If a revocable trust is used, it is important to transfer ownership of property to the trust. Too often people have trusts drafted then fail to transfer title of their homes, cars, financial accounts, and other property to the trust. They have “empty trusts.”
Another key estate planning issue for singles is the choice of a successor trustee for the revocable living trust when there is no spouse or adult child to take the role. There might be friends or family members who can assume the role. Otherwise, it might be best to select a trusted advisor such as an accountant or attorney and have the trust or estate incur the cost involved.
Likewise, a single person should carefully consider who should be executor of the estate and discuss that role with the person. Otherwise, you don’t know who might bring your estate to the probate court and who might be appointed executor.
Beneficiaries need to be named for assets that avoid probate and aren’t controlled by a living trust. Such assets include IRAs, retirement plans, annuities, and life insurance. Singles need to complete their beneficiary designation forms, keep copies of the forms, and update the documents when appropriate.

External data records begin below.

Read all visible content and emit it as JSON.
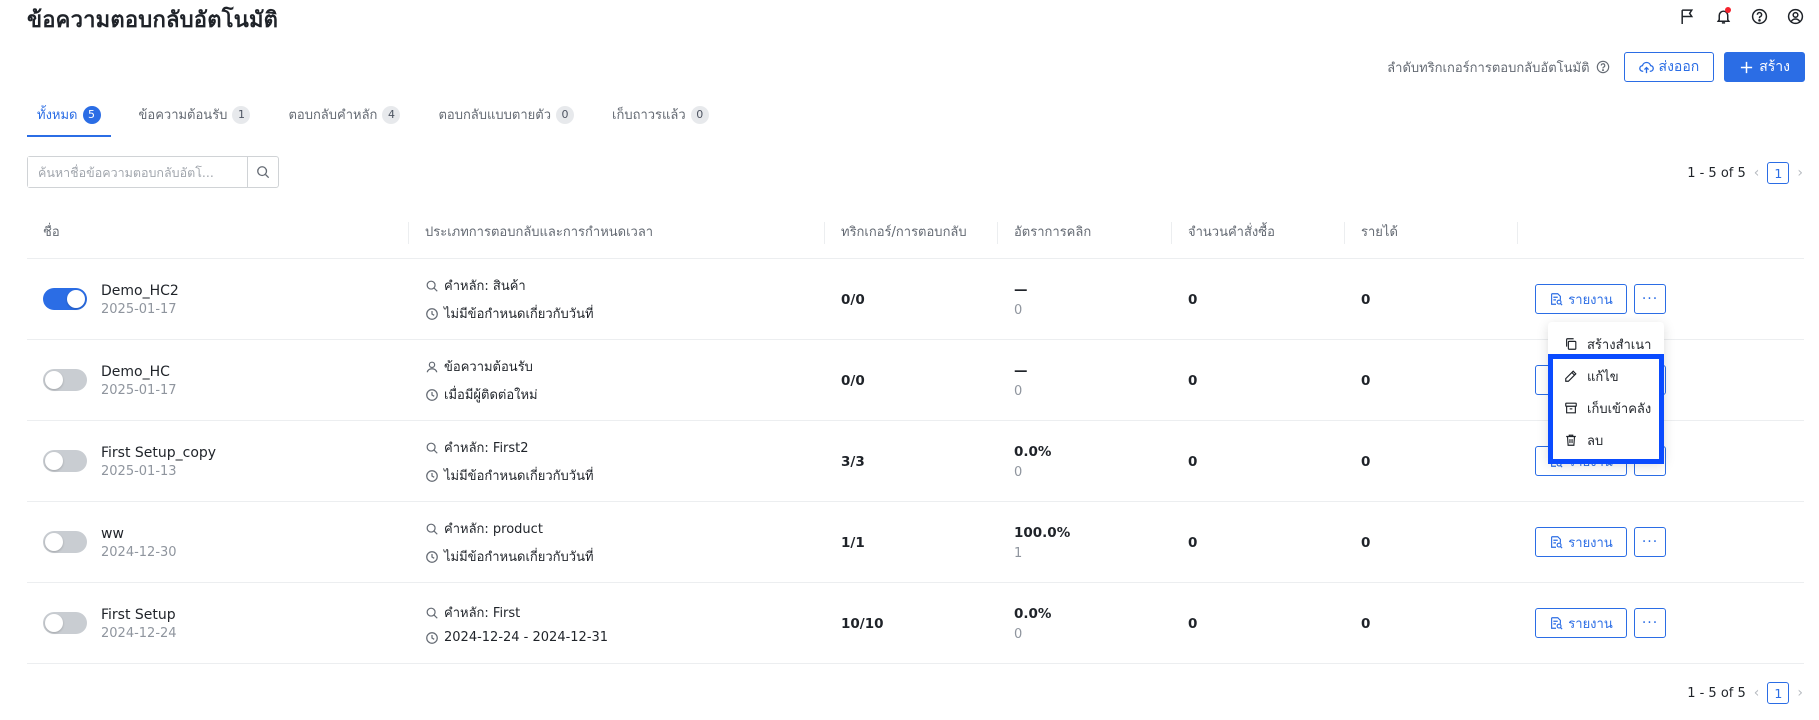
{
  "header": {
    "title": "ข้อความตอบกลับอัตโนมัติ",
    "icons": [
      "flag-icon",
      "bell-icon",
      "help-icon",
      "user-icon"
    ]
  },
  "actions": {
    "order_link": "ลำดับทริกเกอร์การตอบกลับอัตโนมัติ",
    "export_label": "ส่งออก",
    "create_label": "สร้าง"
  },
  "tabs": [
    {
      "label": "ทั้งหมด",
      "count": "5",
      "active": true
    },
    {
      "label": "ข้อความต้อนรับ",
      "count": "1",
      "active": false
    },
    {
      "label": "ตอบกลับคำหลัก",
      "count": "4",
      "active": false
    },
    {
      "label": "ตอบกลับแบบตายตัว",
      "count": "0",
      "active": false
    },
    {
      "label": "เก็บถาวรแล้ว",
      "count": "0",
      "active": false
    }
  ],
  "search": {
    "placeholder": "ค้นหาชื่อข้อความตอบกลับอัตโ...",
    "value": ""
  },
  "pagination": {
    "range_text": "1 - 5 of 5",
    "current_page": "1",
    "prev": "‹",
    "next": "›"
  },
  "table": {
    "columns": [
      "ชื่อ",
      "ประเภทการตอบกลับและการกำหนดเวลา",
      "ทริกเกอร์/การตอบกลับ",
      "อัตราการคลิก",
      "จำนวนคำสั่งซื้อ",
      "รายได้"
    ],
    "report_label": "รายงาน",
    "more_label": "···",
    "rows": [
      {
        "enabled": true,
        "name": "Demo_HC2",
        "date": "2025-01-17",
        "type_icon": "search-icon",
        "type_text": "คำหลัก: สินค้า",
        "schedule": "ไม่มีข้อกำหนดเกี่ยวกับวันที่",
        "triggers": "0/0",
        "ctr": "—",
        "ctr_sub": "0",
        "orders": "0",
        "revenue": "0"
      },
      {
        "enabled": false,
        "name": "Demo_HC",
        "date": "2025-01-17",
        "type_icon": "user-icon",
        "type_text": "ข้อความต้อนรับ",
        "schedule": "เมื่อมีผู้ติดต่อใหม่",
        "triggers": "0/0",
        "ctr": "—",
        "ctr_sub": "0",
        "orders": "0",
        "revenue": "0"
      },
      {
        "enabled": false,
        "name": "First Setup_copy",
        "date": "2025-01-13",
        "type_icon": "search-icon",
        "type_text": "คำหลัก: First2",
        "schedule": "ไม่มีข้อกำหนดเกี่ยวกับวันที่",
        "triggers": "3/3",
        "ctr": "0.0%",
        "ctr_sub": "0",
        "orders": "0",
        "revenue": "0"
      },
      {
        "enabled": false,
        "name": "ww",
        "date": "2024-12-30",
        "type_icon": "search-icon",
        "type_text": "คำหลัก: product",
        "schedule": "ไม่มีข้อกำหนดเกี่ยวกับวันที่",
        "triggers": "1/1",
        "ctr": "100.0%",
        "ctr_sub": "1",
        "orders": "0",
        "revenue": "0"
      },
      {
        "enabled": false,
        "name": "First Setup",
        "date": "2024-12-24",
        "type_icon": "search-icon",
        "type_text": "คำหลัก: First",
        "schedule": "2024-12-24 - 2024-12-31",
        "triggers": "10/10",
        "ctr": "0.0%",
        "ctr_sub": "0",
        "orders": "0",
        "revenue": "0"
      }
    ]
  },
  "dropdown": {
    "items": [
      {
        "label": "สร้างสำเนา",
        "icon": "copy-icon"
      },
      {
        "label": "แก้ไข",
        "icon": "edit-icon"
      },
      {
        "label": "เก็บเข้าคลัง",
        "icon": "archive-icon"
      },
      {
        "label": "ลบ",
        "icon": "trash-icon"
      }
    ]
  },
  "colors": {
    "accent": "#2b6de5",
    "highlight": "#0a4bff"
  }
}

It’s important to let the beneficiaries and estate executor know about these decisions and where the documents can be located.
Singles do not have the advantage of the marital deduction to reduce either the estate or gift tax. An unmarried person can avoid gift taxes on lifetime gifts to people by using the annual gift tax exclusion, the unlimited exclusions for gifts of education and medical expenses, and the individual lifetime estate and gift tax exemption.
The estate tax exemption is available to the extent it isn’t used on lifetime gifts. The lack of a marital deduction matters only to fairly-wealthy unmarried seniors, but for them it does limit the after-tax amount that can be left to noncharitable beneficiaries.
The annual gift tax exclusion, which is $15,000 in 2021, can be used to make gifts to anyone. Those without children often use it to benefit nieces, nephews, other relatives, and friends. The beneficiaries don’t have to be related for the gifts to qualify for the exclusion.
Care must be taken when making lifetime gifts. It often is better to make gifts early as long as sufficient assets are retained to support the standard of living. But the objects of affection might change over time, especially when one is unmarried, so if lifetime gifts are made be sure the recipients of the largess are likely to be permanent objects of affection.
For many single seniors a legacy of charitable giving is more important than for many marrieds. Single people without children often make charities significant primary or contingent beneficiaries of their estate. Otherwise, there are scenarios in which a lot of the estate could go to distant relatives.
In addition, singles can make use of lifetime charitable giving strategies to generate income tax savings and income during their lifetimes, reduce the size of their estates, and benefit charities. Charitable remainder trusts, charitable gift annuities, and similar strategies can be more important to singles than to others.
Social Security and pensions leave few options. Social Security does not allow designation of a beneficiary. Only a spouse, former spouse, and children can benefit from your earnings record. Many employer pension plan annuities have similar restrictions.
If the single person is contributing to someone’s support and wishes for that support to continue after death, the only options are to buy life insurance or have other assets to leave the person.
Unmarried seniors might have to update their estate plans more frequently than married counterparts, because their situations might change more frequently. It is especially important to maintain current beneficiary designations for IRAs and other financial accounts.
The unmarried population is increasing, and it faces unique estate planning challenges. These individuals should be sure to work with an estate planning expert who understands their special situations.